A former Libyan operative pleaded not guilty in U.S. federal court Wednesday, for his alleged role in the 1988 bombing of Pan Am flight 103.
Abu Agela Mas’ud Kheir al-Marimi is accused of making the bomb that destroyed the plane over Lockerbie, Scotland. The explosion killed 270 people in one of the deadliest terror attacks in U.S. history.
Mas’ud, now 71, was apprehended in November at his family home in Tripoli. He was extradited to the U.S. a month later by one of Libya’s factional governments. He was already under arrest in Libya for unrelated crimes at the time. He had allegedly confessed to the bombing in 2012.
Two other Libyans have been tried for the bombing, which U.S. officials say was ordered by Libyan intelligence leaders during the regime of Moammar Gaddafi, who was killed in 2011 by rebel forces in Libya.
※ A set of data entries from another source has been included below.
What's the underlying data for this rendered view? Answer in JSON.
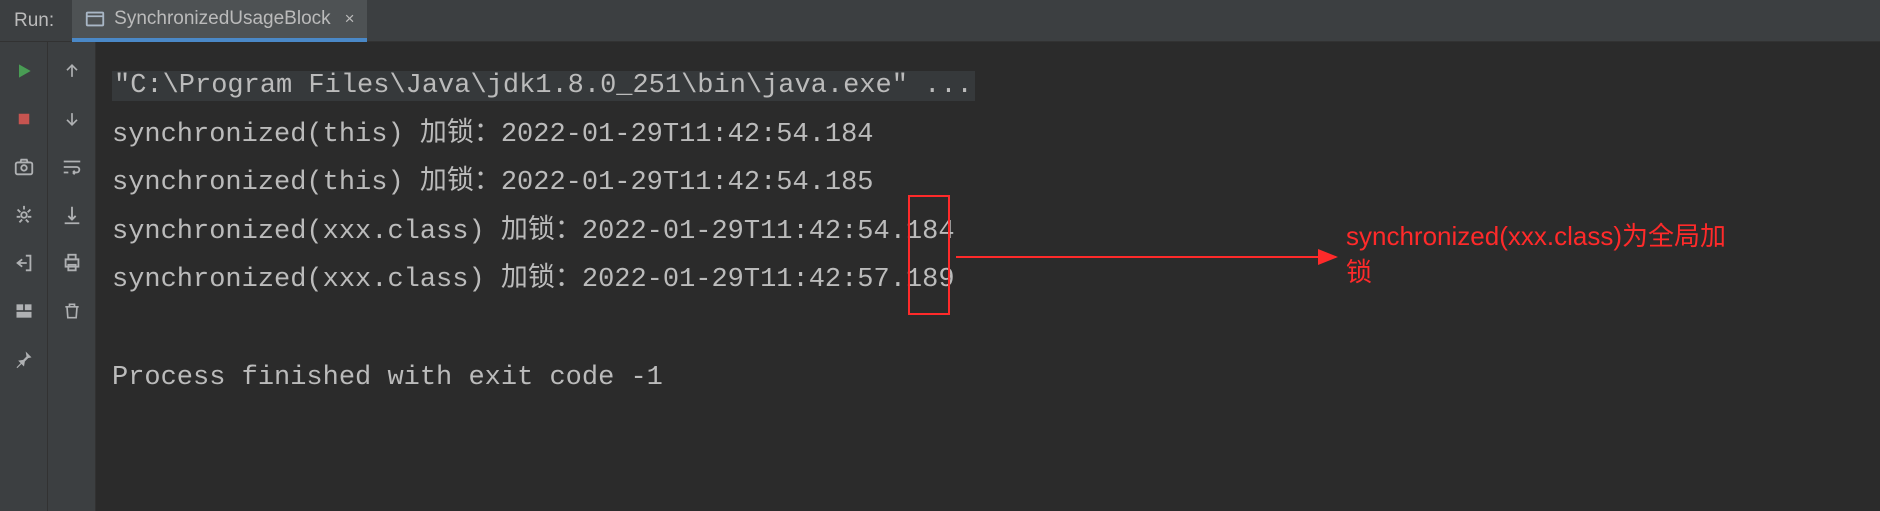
{
  "header": {
    "run_label": "Run:",
    "tab_title": "SynchronizedUsageBlock",
    "tab_close": "×"
  },
  "console": {
    "cmd": "\"C:\\Program Files\\Java\\jdk1.8.0_251\\bin\\java.exe\" ...",
    "lines": [
      "synchronized(this) 加锁：2022-01-29T11:42:54.184",
      "synchronized(this) 加锁：2022-01-29T11:42:54.185",
      "synchronized(xxx.class) 加锁：2022-01-29T11:42:54.184",
      "synchronized(xxx.class) 加锁：2022-01-29T11:42:57.189"
    ],
    "exit_line": "Process finished with exit code -1"
  },
  "annotation": {
    "text": "synchronized(xxx.class)为全局加锁"
  },
  "icons": {
    "run": "run-icon",
    "stop": "stop-icon",
    "camera": "camera-icon",
    "debug": "debug-icon",
    "exit": "exit-icon",
    "layout": "layout-icon",
    "pin": "pin-icon",
    "up": "up-arrow-icon",
    "down": "down-arrow-icon",
    "wrap": "wrap-icon",
    "scroll": "scroll-icon",
    "print": "print-icon",
    "trash": "trash-icon"
  }
}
Abdelbeset Ali Mohmed al-Megrahi, who died in 2012 at age 60, is the only person convicted so far in connection with the Lockerbie bombing. While al-Megrahi was found guilty in a Scottish court in 2001, his alleged accomplice in the bombing, Lamen Khalifa Fhimah, was acquitted.
Prosecutors in Washington said they would seek Mas’ud’s continued detention pending trial at a bond hearing February 23, should his defense seek to argue for his conditional release. He possibly faces two counts in the Pan Am bombing, including destruction of an aircraft resulting in death, which is punishable upon conviction by up to life in prison.